Fotoğraf çekmeye başladıktan bir yıl sonra Anadolu Kültür’le tanıştığını ve 2012’de “Hatırlamak ve Anlatmak için Şehre Bak” projesine dahil olduğunu belirtiyor:

“Benim bütün fotoğraf ve video yönümü çok belirleyen bir proje oldu. Çünkü o dönemde tanıştığım herkesle birlikte üretmeye devam ediyorum.”

Fatma Çelik’e göre Diyarbakır’da kültür sanat alanında üretim yaparak hayatta kalabilmek imkansıza yakın. Sinemacıların ve fotoğrafçıların başka işlerde çalışıp buradan elde ettiği gelirle sanat yapabildiğini söylüyor. Bir başka zorluk ise ürettiği çalışmaları paylaşabilmek için mecra bulamamak. BAK projesiyle üretimlerini DSM'de sergileyebildiğini ve asgari meblağlarda da olsa destek alabildiğini söylüyor.
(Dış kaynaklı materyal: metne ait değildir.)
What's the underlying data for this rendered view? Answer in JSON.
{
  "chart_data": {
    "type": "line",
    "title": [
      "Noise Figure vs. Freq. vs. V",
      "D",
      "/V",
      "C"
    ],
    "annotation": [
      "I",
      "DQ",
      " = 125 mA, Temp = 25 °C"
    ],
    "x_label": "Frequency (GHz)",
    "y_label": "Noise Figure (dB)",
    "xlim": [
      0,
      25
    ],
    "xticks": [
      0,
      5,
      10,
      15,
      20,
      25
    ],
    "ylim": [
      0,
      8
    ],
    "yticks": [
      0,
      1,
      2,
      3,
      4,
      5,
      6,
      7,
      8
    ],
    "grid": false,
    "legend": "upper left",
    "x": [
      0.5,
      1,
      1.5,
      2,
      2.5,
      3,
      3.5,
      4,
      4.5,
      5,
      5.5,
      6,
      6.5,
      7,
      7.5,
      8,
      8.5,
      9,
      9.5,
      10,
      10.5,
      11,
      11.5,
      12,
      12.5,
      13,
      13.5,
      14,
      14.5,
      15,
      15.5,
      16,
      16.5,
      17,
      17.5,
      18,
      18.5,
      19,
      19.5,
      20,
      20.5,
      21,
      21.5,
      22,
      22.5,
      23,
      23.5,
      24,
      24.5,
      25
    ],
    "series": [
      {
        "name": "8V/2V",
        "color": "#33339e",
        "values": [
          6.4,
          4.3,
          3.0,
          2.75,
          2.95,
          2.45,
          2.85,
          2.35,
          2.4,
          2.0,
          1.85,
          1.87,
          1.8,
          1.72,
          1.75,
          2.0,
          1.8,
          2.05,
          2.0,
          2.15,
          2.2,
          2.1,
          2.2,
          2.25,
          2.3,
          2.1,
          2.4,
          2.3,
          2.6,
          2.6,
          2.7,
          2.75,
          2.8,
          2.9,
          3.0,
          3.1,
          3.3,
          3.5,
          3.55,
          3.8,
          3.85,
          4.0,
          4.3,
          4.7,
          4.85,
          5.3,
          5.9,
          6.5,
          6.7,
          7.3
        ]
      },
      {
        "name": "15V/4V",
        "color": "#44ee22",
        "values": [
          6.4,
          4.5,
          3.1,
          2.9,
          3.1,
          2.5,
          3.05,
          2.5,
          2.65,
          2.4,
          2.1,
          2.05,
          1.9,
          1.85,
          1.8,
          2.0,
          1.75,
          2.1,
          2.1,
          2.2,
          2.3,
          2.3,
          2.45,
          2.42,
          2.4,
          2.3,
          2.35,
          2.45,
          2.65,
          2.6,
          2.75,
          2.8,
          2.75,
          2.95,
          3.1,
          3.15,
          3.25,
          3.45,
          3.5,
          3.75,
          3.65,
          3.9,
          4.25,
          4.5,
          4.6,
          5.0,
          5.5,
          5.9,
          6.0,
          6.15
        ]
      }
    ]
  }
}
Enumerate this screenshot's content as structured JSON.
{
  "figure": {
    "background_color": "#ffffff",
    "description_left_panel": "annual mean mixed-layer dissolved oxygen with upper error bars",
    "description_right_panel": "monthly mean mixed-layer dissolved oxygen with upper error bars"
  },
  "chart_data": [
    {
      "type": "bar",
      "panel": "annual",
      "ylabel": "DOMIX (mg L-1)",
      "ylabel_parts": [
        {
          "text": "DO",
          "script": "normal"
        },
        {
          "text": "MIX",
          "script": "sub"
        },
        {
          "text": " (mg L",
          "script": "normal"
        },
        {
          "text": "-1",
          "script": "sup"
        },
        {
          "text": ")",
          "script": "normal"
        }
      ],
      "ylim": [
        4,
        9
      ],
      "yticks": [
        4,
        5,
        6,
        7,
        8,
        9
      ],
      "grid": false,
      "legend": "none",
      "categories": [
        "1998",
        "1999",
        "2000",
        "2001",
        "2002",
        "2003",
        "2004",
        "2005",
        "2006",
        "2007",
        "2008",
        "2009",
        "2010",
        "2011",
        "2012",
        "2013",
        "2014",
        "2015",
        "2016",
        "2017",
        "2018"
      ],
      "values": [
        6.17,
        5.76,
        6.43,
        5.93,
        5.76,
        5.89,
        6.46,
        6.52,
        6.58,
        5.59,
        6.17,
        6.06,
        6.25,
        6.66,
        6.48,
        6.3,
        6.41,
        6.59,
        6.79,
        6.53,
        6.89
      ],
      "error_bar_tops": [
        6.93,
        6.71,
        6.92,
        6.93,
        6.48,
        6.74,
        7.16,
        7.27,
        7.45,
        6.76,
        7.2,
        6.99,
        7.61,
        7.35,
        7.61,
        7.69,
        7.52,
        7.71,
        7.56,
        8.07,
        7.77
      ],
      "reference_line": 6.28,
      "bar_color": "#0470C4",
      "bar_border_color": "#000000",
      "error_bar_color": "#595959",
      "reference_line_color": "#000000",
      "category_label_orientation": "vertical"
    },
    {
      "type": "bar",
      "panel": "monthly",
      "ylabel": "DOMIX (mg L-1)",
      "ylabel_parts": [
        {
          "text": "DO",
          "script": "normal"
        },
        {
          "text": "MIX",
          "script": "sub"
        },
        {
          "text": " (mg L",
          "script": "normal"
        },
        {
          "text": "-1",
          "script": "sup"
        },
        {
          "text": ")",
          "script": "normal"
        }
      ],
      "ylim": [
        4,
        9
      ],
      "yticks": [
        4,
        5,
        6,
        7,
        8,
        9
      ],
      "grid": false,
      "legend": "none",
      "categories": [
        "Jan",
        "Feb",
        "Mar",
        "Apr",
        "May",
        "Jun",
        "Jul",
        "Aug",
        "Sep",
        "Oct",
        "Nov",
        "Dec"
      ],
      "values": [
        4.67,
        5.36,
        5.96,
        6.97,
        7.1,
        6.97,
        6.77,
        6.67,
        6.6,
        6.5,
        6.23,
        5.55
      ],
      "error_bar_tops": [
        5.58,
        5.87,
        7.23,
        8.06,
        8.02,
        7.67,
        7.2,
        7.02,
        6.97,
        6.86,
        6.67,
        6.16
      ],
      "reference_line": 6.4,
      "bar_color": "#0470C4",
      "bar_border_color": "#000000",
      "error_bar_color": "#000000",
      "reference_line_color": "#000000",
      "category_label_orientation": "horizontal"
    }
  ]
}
Depo'da, bağımsız sanatçıların ve araştırmacıların üretimleri sergileniyor.
'DEPO’NUN PROGRAMINI SANATÇILAR BELİRLİYOR'

2008 yılında Osman Kavala’nın inisiyatifiyle bir kültür sanat merkezine dönüştürülen Depo İstanbul, ilk sergisini 2009 Ocak’ta açmış. Eskiden bir tütün deposu olan yapı, 1950'lerden itibaren Kavala ailesi tarafından ticari malları depolamak için kullanılmış.

Anadolu Kültür’ün kâr amacı gütmeyen merkezlerinden biri olan Depo’nun Proje Koordinatörü Aslı Çetinkaya, Depo’nun ulaşılabilir ve esnek bir yapı olduğunu söylüyor. “Depo’da program oluştururken birtakım öncelikler ve ilkeler belirliyoruz. Ama program aslında bize dışarıdan gelen önerilerle oluşuyor. Öncelikli program belirleyicimiz bize projelerini gönderen araştırmacılar, sinemacılar, sanatçılar ve akademisyenler.”

Depo’daki sergilerde işlenen konunun tarihsel, sosyal arka planı ile ele alınmasını ve tartışmaya alan açmasını önemsediklerini belirten Çetinkaya, şöyle devam ediyor: “Osman Kavala'nın Depo'yu gezdirdiği küçük bir video var. Osman Bey o dönemde bir sanatçının yaptığı işi göstererek Depo’yu gezdiriyor. Hepimizin dileği en kısa zamanda yine Depo’da kendisini aramızda görebilmek.”

BAHARDA, ANADOLU KÜLTÜR BELGESELİ GELİYOR

20. yılını birlikte iş yaptığı sanatçılarla ve akademisyenlerle kutlayan Anadolu Kültür, Depo İstanbul’da çalışma alanlarıyla ilgili bir söyleşi dizisi düzenledi. Ayrıca kurumun 20 yıllık serüvenini anlatan bir belgesel çekildi. Baharda yayınlamayı umuyorlar.